[llvm] 2f88a30 - [WebAssembly] Extract longjmp handling in EmSjLj to a function (NFC)

Heejin Ahn via llvm-commits llvm-commits at lists.llvm.org
Wed Aug 25 15:46:03 PDT 2021


Author: Heejin Ahn
Date: 2021-08-25T15:45:38-07:00
New Revision: 2f88a30ca660ca60b460a08d33eef3ab9517ee28

URL: https://github.com/llvm/llvm-project/commit/2f88a30ca660ca60b460a08d33eef3ab9517ee28
DIFF: https://github.com/llvm/llvm-project/commit/2f88a30ca660ca60b460a08d33eef3ab9517ee28.diff

LOG: [WebAssembly] Extract longjmp handling in EmSjLj to a function (NFC)

Emscripten SjLj and (soon-to-be-added) Wasm SjLj transformation share
many steps:
1. Initialize `setjmpTable` and `setjmpTableSize` in the entry BB
2. Handle `setjmp` callsites
3. Handle `longjmp` callsites
4. Cleanup and update SSA

1, 3, and 4 are identical for Emscripten SjLj and Wasm SjLj.
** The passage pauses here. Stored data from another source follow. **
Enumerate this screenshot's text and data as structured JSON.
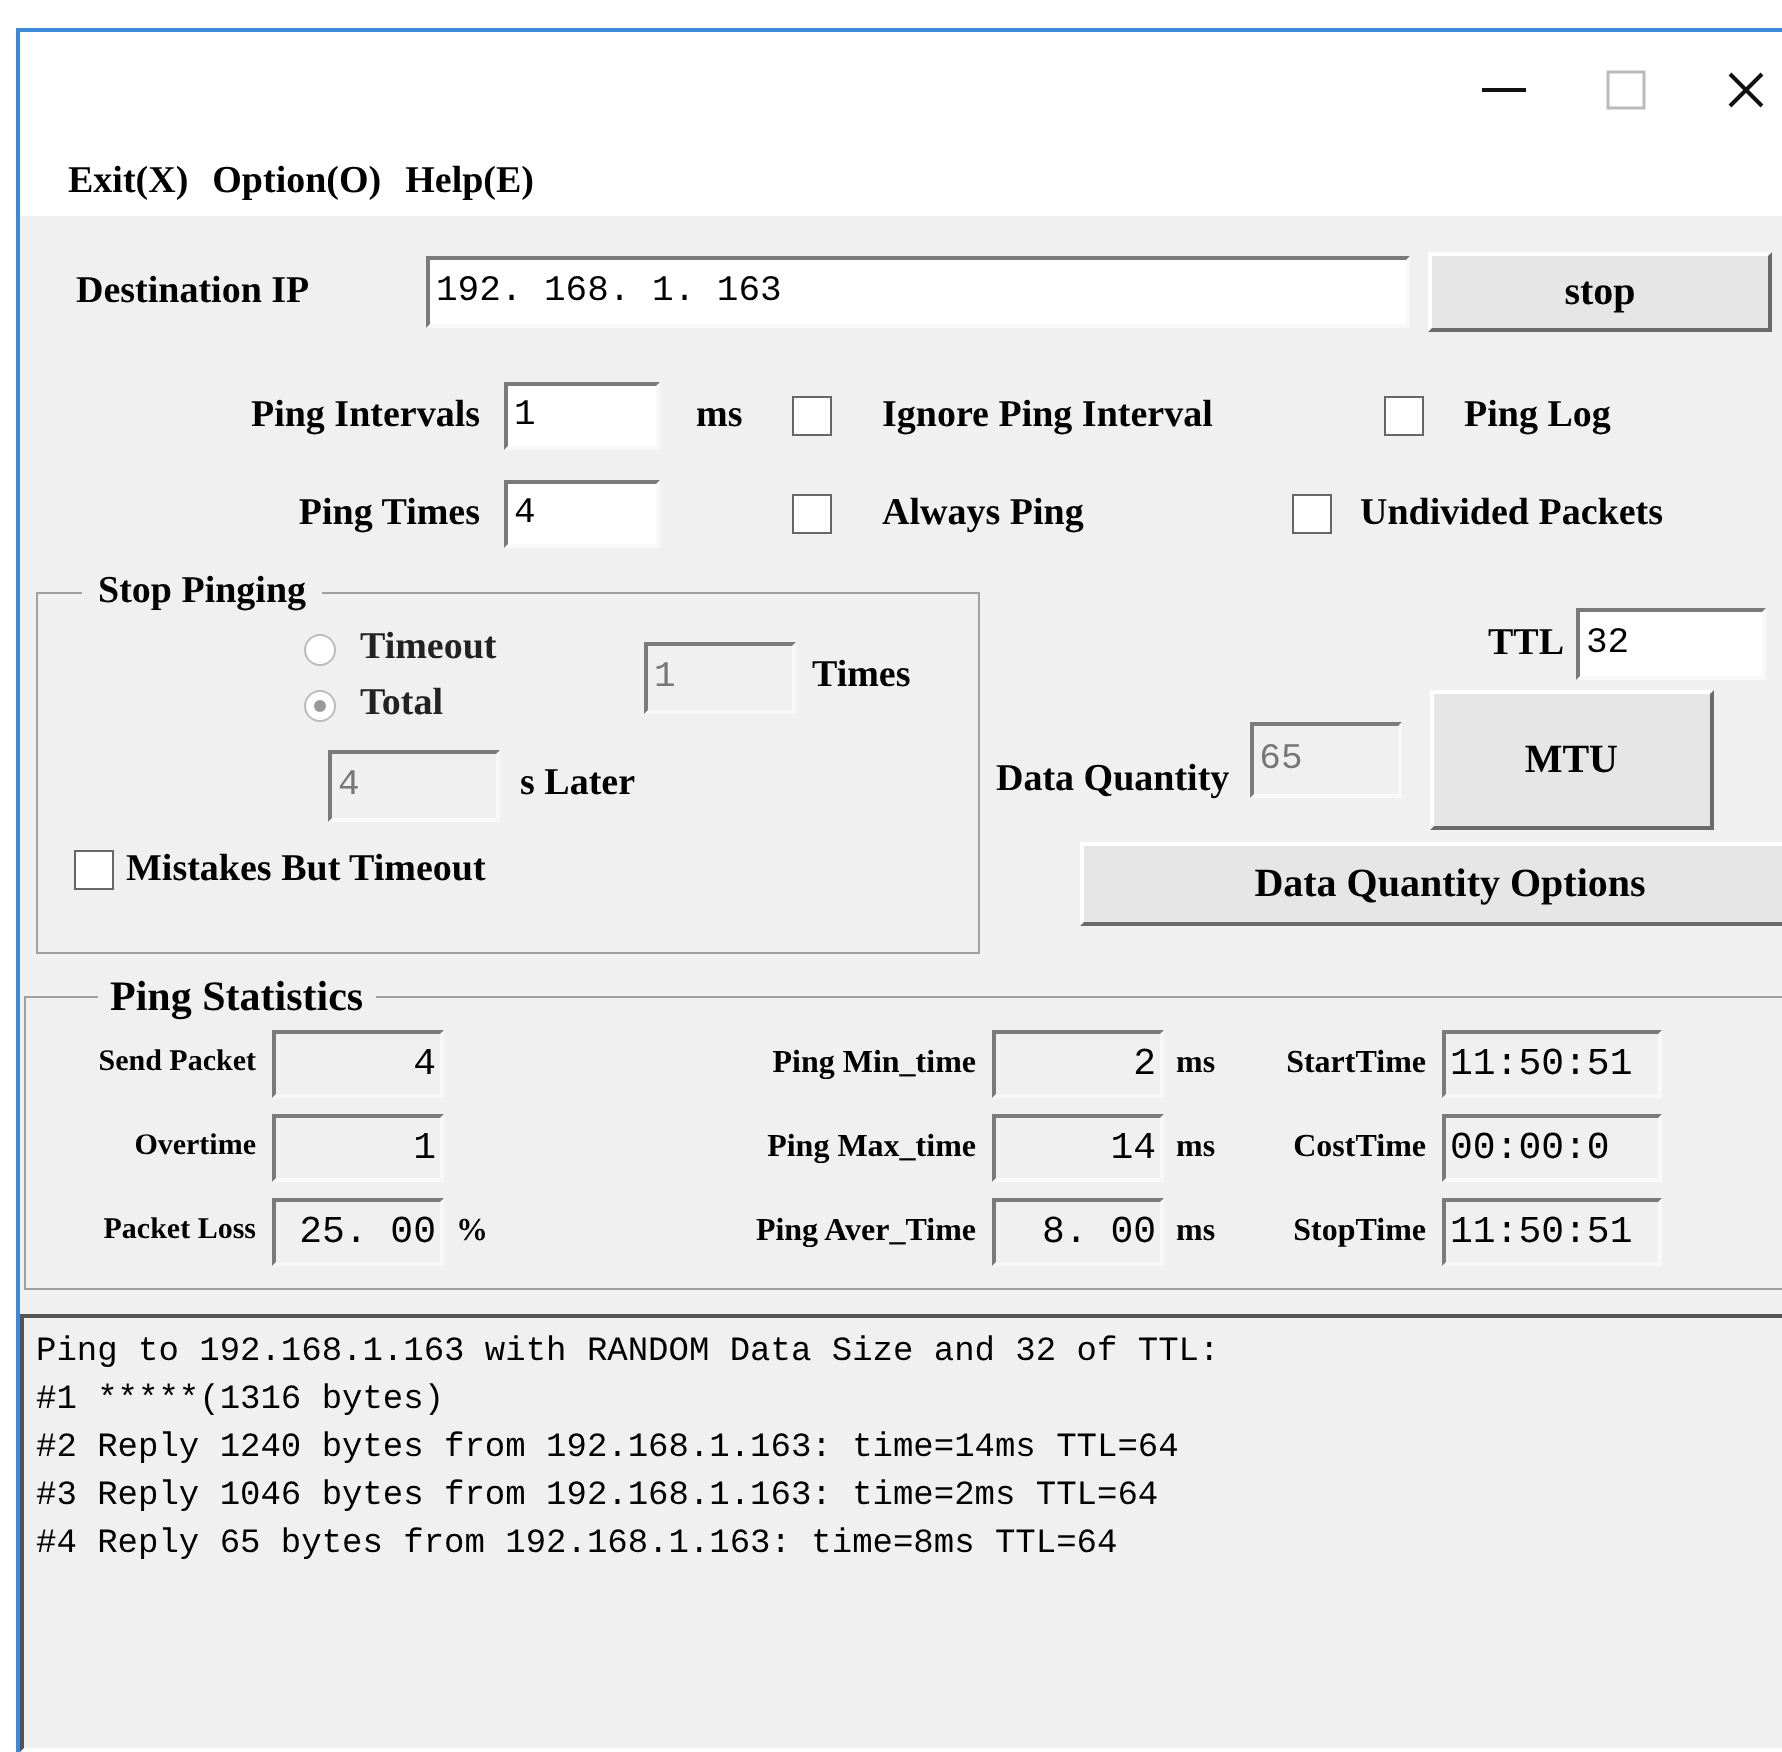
{
  "menu": [
    {
      "label": "Exit(X)"
    },
    {
      "label": "Option(O)"
    },
    {
      "label": "Help(E)"
    }
  ],
  "destination": {
    "label": "Destination IP",
    "value": "192. 168. 1. 163"
  },
  "stop_button": "stop",
  "ping_intervals": {
    "label": "Ping Intervals",
    "value": "1",
    "unit": "ms"
  },
  "ping_times": {
    "label": "Ping Times",
    "value": "4"
  },
  "options": [
    {
      "label": "Ignore Ping Interval",
      "checked": false
    },
    {
      "label": "Ping Log",
      "checked": false
    },
    {
      "label": "Always Ping",
      "checked": false
    },
    {
      "label": "Undivided Packets",
      "checked": false
    }
  ],
  "stop_pinging": {
    "title": "Stop  Pinging",
    "radios": [
      {
        "label": "Timeout",
        "selected": false,
        "disabled": true
      },
      {
        "label": "Total",
        "selected": true,
        "disabled": true
      }
    ],
    "times_field": {
      "value": "1",
      "disabled": true
    },
    "times_label": "Times",
    "later_field": {
      "value": "4",
      "disabled": true
    },
    "later_label": "s Later",
    "mistakes": {
      "label": "Mistakes But Timeout",
      "checked": false
    }
  },
  "ttl": {
    "label": "TTL",
    "value": "32"
  },
  "data_quantity": {
    "label": "Data Quantity",
    "value": "65",
    "disabled": true
  },
  "mtu_button": "MTU",
  "data_quantity_options_button": "Data Quantity Options",
  "statistics": {
    "title": "Ping Statistics",
    "fields": [
      {
        "label": "Send Packet",
        "value": "4"
      },
      {
        "label": "Ping Min_time",
        "value": "2",
        "unit": "ms"
      },
      {
        "label": "StartTime",
        "value": "11:50:51"
      },
      {
        "label": "Overtime",
        "value": "1"
      },
      {
        "label": "Ping Max_time",
        "value": "14",
        "unit": "ms"
      },
      {
        "label": "CostTime",
        "value": "00:00:0"
      },
      {
        "label": "Packet Loss",
        "value": "25. 00",
        "unit": "%"
      },
      {
        "label": "Ping Aver_Time",
        "value": "8. 00",
        "unit": "ms"
      },
      {
        "label": "StopTime",
        "value": "11:50:51"
      }
    ]
  },
  "log": [
    "Ping to 192.168.1.163 with RANDOM Data Size and 32 of TTL:",
    "#1 *****(1316 bytes)",
    "#2 Reply 1240 bytes from 192.168.1.163: time=14ms TTL=64",
    "#3 Reply 1046 bytes from 192.168.1.163: time=2ms TTL=64",
    "#4 Reply 65 bytes from 192.168.1.163: time=8ms TTL=64"
  ]
}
Only the
step 2 is different. This CL extracts the current Emscripten SjLj's
longjmp callsites handling into a function. The reason to make this a
separate CL is, without this, the diff tool cannot compare things well
in the presence of moved code and added code in the followup Wasm SjLj
CL, and it ends up mixing them together, making the diff unreadable.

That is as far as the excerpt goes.